O que é a Prestação Social para a Inclusão?
É uma prestação mensal que é atribuída a cidadãos nacionais e estrangeiros, refugiados e apátridas que tenham uma deficiência da qual resulte um grau de incapacidade igual ou superior a 60%. É constituída por três componentes: a componente base, o complemento e a majoração. O valor mínimo atribuído é de 136,70 euros.

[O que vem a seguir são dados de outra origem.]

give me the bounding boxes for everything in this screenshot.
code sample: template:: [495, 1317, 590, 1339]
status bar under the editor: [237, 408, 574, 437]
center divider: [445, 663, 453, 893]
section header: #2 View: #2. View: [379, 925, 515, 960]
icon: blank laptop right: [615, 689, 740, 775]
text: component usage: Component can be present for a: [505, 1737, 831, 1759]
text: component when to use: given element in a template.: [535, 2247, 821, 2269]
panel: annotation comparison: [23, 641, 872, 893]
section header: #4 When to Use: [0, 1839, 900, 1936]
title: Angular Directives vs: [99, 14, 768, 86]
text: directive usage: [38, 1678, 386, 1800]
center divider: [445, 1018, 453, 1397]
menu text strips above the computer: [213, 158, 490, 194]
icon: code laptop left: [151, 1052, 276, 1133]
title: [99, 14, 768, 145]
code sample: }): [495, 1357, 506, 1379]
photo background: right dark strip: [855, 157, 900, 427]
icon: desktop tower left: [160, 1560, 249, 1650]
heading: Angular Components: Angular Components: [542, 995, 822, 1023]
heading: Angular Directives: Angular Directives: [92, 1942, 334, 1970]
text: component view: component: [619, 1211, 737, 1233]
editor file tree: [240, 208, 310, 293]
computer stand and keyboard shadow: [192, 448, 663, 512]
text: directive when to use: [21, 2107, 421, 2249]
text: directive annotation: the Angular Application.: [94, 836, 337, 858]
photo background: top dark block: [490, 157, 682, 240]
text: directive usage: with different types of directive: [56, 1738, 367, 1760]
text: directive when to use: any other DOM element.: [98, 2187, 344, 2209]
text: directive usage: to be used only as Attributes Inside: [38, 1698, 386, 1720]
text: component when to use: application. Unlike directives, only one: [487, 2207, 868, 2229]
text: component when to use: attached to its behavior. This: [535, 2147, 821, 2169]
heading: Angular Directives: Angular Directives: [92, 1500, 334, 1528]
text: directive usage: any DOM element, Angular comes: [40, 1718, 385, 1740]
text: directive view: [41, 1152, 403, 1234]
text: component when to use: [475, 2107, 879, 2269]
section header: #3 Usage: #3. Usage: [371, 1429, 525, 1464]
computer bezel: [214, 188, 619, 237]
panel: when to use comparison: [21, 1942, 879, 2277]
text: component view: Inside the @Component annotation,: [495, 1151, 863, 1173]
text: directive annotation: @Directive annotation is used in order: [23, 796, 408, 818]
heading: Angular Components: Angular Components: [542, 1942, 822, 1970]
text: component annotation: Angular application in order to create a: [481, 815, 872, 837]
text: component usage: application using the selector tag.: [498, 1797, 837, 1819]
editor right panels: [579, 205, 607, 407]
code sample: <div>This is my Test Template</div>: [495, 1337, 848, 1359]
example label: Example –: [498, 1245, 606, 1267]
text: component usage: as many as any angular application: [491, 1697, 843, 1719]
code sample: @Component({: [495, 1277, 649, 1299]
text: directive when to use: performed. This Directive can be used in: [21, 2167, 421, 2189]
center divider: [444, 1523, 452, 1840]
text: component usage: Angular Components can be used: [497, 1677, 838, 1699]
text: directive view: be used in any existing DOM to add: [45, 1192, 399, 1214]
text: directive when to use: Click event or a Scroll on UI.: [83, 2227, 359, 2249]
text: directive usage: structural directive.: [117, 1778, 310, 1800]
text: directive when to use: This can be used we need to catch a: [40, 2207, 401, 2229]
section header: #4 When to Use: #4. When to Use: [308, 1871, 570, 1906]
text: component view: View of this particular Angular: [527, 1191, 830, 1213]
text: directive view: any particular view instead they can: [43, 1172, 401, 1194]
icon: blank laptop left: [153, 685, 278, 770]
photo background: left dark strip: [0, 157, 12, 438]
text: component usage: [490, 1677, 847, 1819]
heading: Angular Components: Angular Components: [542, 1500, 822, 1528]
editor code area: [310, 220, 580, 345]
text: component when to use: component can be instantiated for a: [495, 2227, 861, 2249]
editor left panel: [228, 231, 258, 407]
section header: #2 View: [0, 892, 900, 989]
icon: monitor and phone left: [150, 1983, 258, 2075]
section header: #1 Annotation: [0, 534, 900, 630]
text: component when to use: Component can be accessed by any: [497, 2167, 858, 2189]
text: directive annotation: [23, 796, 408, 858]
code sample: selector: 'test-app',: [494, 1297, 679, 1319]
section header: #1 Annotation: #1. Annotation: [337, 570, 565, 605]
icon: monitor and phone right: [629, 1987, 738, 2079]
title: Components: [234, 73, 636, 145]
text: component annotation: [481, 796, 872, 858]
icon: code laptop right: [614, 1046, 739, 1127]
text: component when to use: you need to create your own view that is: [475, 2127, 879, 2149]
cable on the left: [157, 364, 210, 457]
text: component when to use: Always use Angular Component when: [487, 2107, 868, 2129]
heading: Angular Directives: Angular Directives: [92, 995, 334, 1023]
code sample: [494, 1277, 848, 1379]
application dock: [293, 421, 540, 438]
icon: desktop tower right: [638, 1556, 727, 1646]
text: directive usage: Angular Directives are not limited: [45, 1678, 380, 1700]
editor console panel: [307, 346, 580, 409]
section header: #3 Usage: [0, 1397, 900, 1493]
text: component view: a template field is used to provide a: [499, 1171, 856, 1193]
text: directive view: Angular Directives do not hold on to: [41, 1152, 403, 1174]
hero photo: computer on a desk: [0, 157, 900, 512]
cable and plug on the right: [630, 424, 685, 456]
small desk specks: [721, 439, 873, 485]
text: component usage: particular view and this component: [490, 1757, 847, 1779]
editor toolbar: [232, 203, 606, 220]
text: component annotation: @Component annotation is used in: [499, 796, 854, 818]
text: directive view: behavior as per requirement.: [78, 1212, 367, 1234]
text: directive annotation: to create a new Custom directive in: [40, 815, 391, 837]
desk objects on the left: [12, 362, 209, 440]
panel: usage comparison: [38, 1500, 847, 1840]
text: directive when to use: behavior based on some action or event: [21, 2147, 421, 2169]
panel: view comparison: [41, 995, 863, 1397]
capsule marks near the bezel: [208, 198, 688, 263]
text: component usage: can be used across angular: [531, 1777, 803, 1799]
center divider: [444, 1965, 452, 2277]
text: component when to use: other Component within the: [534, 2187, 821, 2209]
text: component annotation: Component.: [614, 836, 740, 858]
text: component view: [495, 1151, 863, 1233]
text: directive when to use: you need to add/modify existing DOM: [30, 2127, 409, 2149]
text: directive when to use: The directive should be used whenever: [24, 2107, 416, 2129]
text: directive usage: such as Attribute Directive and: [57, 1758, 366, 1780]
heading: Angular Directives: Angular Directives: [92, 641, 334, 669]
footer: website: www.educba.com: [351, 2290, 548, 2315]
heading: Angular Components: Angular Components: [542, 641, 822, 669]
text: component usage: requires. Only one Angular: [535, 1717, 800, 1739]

De acordo com a legislação, que pode ser consultada no site da SS, e tal como esclarece o MTSS na resposta ao DN, "a condição de acesso à Prestação Social para a Inclusão, e que é aliás comum à generalidade dos apoios à deficiência, na saúde, na educação, nos benefícios fiscais, nos transportes, etc., exige um atestado médico de incapacidade multiuso que certifique um grau de incapacidade igual ou superior a 60%".
Cidadãos nacionais e estrangeiros, refugiados e apátridas que tenham uma deficiência da qual resulte um grau de incapacidade igual ou superior a 60%.
E o atestado médico de incapacidade multiuso?
Serve para comprovar a incapacidade para o trabalho, mas também para aceder a benefícios específicos para essa situação. Para atribuição dos benefícios sociais e fiscais é necessário que tenha um grau de incapacidade igual ou superior a 60%, comprovado com atestado médico de incapacidade multiuso.
Para requerer o atestado médico de incapacidade multiuso é preciso dirigir-se ao centro de saúde da área de residência e requerer ao delegado de saúde uma junta médica para avaliação de incapacidade.